13 A solicitor must have, and now must certify that he or she has, a proper basis for making an allegation in a pleading. However, that circumstance does not convert the pleading of a material fact, the proper basis for which is to be found in an expert opinion shown to the solicitor, into the disclosure of evidence or the substance of evidence or even the substance of the opinion. That is so unless, on the face of the pleading, the pleading goes beyond merely asserting a material fact and asserts the existence of the opinion and its substance.
14 Here, the defendant relies upon two things: first, the pleading of the material fact and, secondly, an acknowledgement that a confidential valuation, most probably the basis for that allegation, actually exists. 
15 But the existence of such an opinion should be inferred in every case, particularly now, where an assertion of fact is made which, by its nature, depends upon expert opinion. And, it is not to act inconsistently with the maintenance of confidentiality in a document to admit its existence, even though it may be inferred that the document is the foundation for a solicitor to be able to certify that proper basis exists for pleading a fact. 
16 In my view, Fahour’s argument amounts to saying this; ‘because you acknowledge you have a document that supplies the proper basis for asserting a material fact, the assertion of that material fact is inconsistent with preserving any confidentiality in the document’. I disagree. I do not consider that the plaintiff acted inconsistently under the Mann v Carnell principles.
Macaulay J then went on to consider the position under the Evidence Act at [17] to [19]:
17 I then turn to s 122 of the Evidence Act.
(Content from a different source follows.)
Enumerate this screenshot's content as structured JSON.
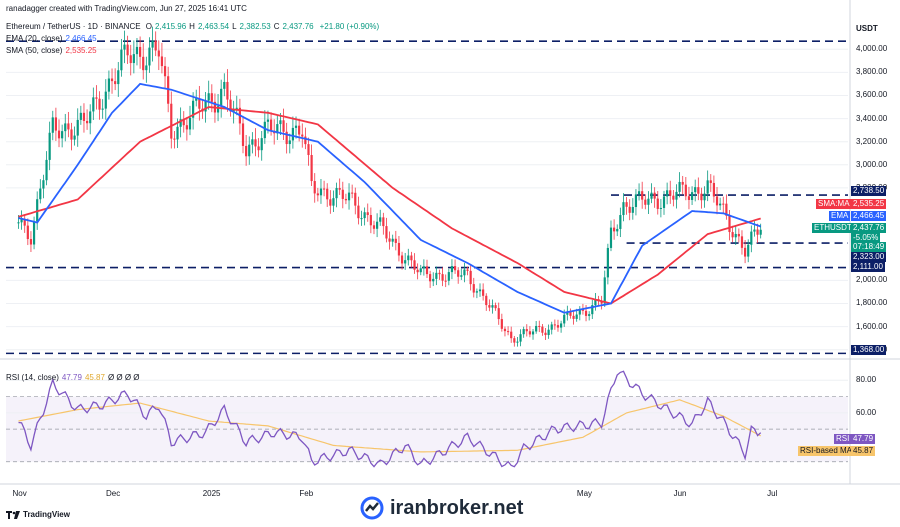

Section 122 relevantly provides:  
“(2) Subject to subsection (5), this Division does not prevent the adducing of evidence if the client or party concerned has acted in a way that is inconsistent with the client or party objecting to the adducing of the evidence because it would result in a disclosure of a kind referred to in section 118,119 or 120.
(3) Without limiting subsection (2), a client or party is taken to have so acted if-
(a) the client or party knowingly and voluntarily disclosed the substance of the evidence to another person; or
(b) the substance of the evidence has been disclosed with the express or implied consent of the client or party.”
[emphasis added].
Towercom ‘taken to have so acted’ because it has consensually disclosed the substance of the evidence or of a document? In my view Towercom is not to be taken to have so acted. 
19 I do not hold that view because of any absence of consent, or because the plaintiff has acted under compulsion in having to plead market value to properly particularise its loss, as was argued for Towercom. Rather, it is because the assertion of market value in the particulars of loss is not disclosure of the substance of evidence or the substance of a document, and does not purport to be. It is the assertion of a fact for which it was once assumed, and now must be certified, there is a proper basis for the making of it. The evidentiary basis for the assertion of the fact, for which the solicitor certifies there is a proper basis, remains to be seen.
This matter is interesting because of the application of the proper basis certification (a requirement in s42 CPA) to the rationale of waiver. That is, because solicitors must now certify that they have a proper basis for each allegation in a pleading, there ought to be an expert report available to justify the material facts which ought to be be founded or justified by expert evidence. The fact that there is an expert report available to do this does not automatically result in the waiver of privilege in the report, unless the substance of the opinion in the report was disclosed.